1. Ride On Open Trails Only and follow Rules and Guidelines set by the Landowners
Follow all trail signage. Respect trail and road closures (ask if uncertain); avoid trespassing on private land; obtain permits or other authorization as may be required. The way you ride will influence trail management decisions and policies.
In the Elk Valley, there are two areas which have special rules:
2. Leave No Trace
Be sensitive to the dirt beneath you. Recognize different types of soils, drainage and trail construction; practice low-impact cycling. Wet and muddy trails are more vulnerable to damage, so avoid them and choose better draining trails or chill from riding until it dries out. When the trailbed is soft, consider other riding options.
This also applies during the winter time in groomed areas.

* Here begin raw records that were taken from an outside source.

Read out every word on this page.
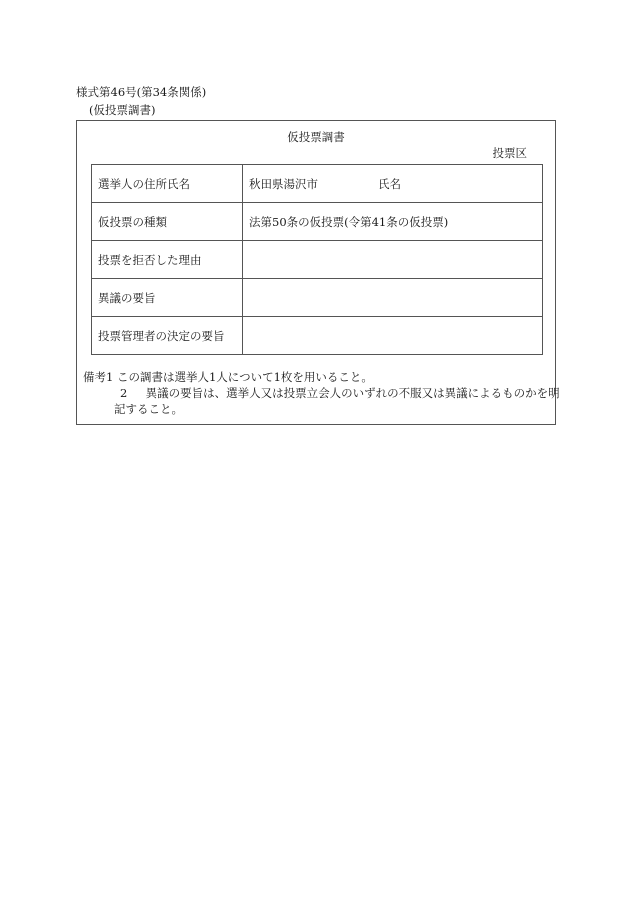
様式第46号(第34条関係)
(仮投票調書)
仮投票調書
投票区
選挙人の住所氏名	秋田県湯沢市 氏名
仮投票の種類	法第50条の仮投票(令第41条の仮投票)
投票を拒否した理由	
異議の要旨	
投票管理者の決定の要旨	
備考1 この調書は選挙人1人について1枚を用いること。
2 異議の要旨は、選挙人又は投票立会人のいずれの不服又は異議によるものかを明
記すること。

This also means staying on existing trails and not creating new ones. Don't cut switchbacks. If there is a puddle, try riding through it instead of around, which widens the trail over time. Do some trail maintenance while you are out there if you can by draining puddles and cutting out deadfall. Be sure to pack out at least as much as you pack in.
3. Control Your Bicycle!
Inattention for even a second can cause problems. Obey all bicycle speed regulations and recommendations.
4. Always Yield Trail
Bikers should yield to those on foot. In most cases, the downhill bike rider should yield to the uphill rider.
Let your fellow trail users know you're coming. A friendly greeting or bell is considerate and works well; don't startle others. Show your respect when passing by slowing to a walking pace or even stopping. Anticipate other trail users around corners or in blind spots. Yielding means slow down, establishing communication, being prepared to stop if necessary and passing safely.
5. Never Scare Animals
All animals are startled by an unannounced approach, a sudden movement, or a loud noise. This can be dangerous for you, others, and the animals. Give animals extra room and time to adjust to you.
When passing horses use special care and follow directions from the horseback riders (ask if uncertain). Disturbing wildlife is a serious offense.
This includes keeping your dog on a leash so that it does not chase animals. Leave gates as you found them, or as marked.
6. Plan Ahead
Know your equipment, your ability, and the area in which you are riding -- and prepare accordingly. Be self-sufficient at all times, keep your equipment in good repair, and carry necessary supplies for changes in weather or other conditions. A well-executed trip is a satisfaction to you and not a burden to others. Always wear a helmet and appropriate safety gear.
Keep trails open by setting a good example of environmentally sound and socially responsible off-road cycling.
7. Winter Biking on groomed multi-use trails:
a. Obey all trail access and vehicle signs;
b. Be respectful and be cautious of wildlife;
c. Keep your dogs on leash and under control at all times.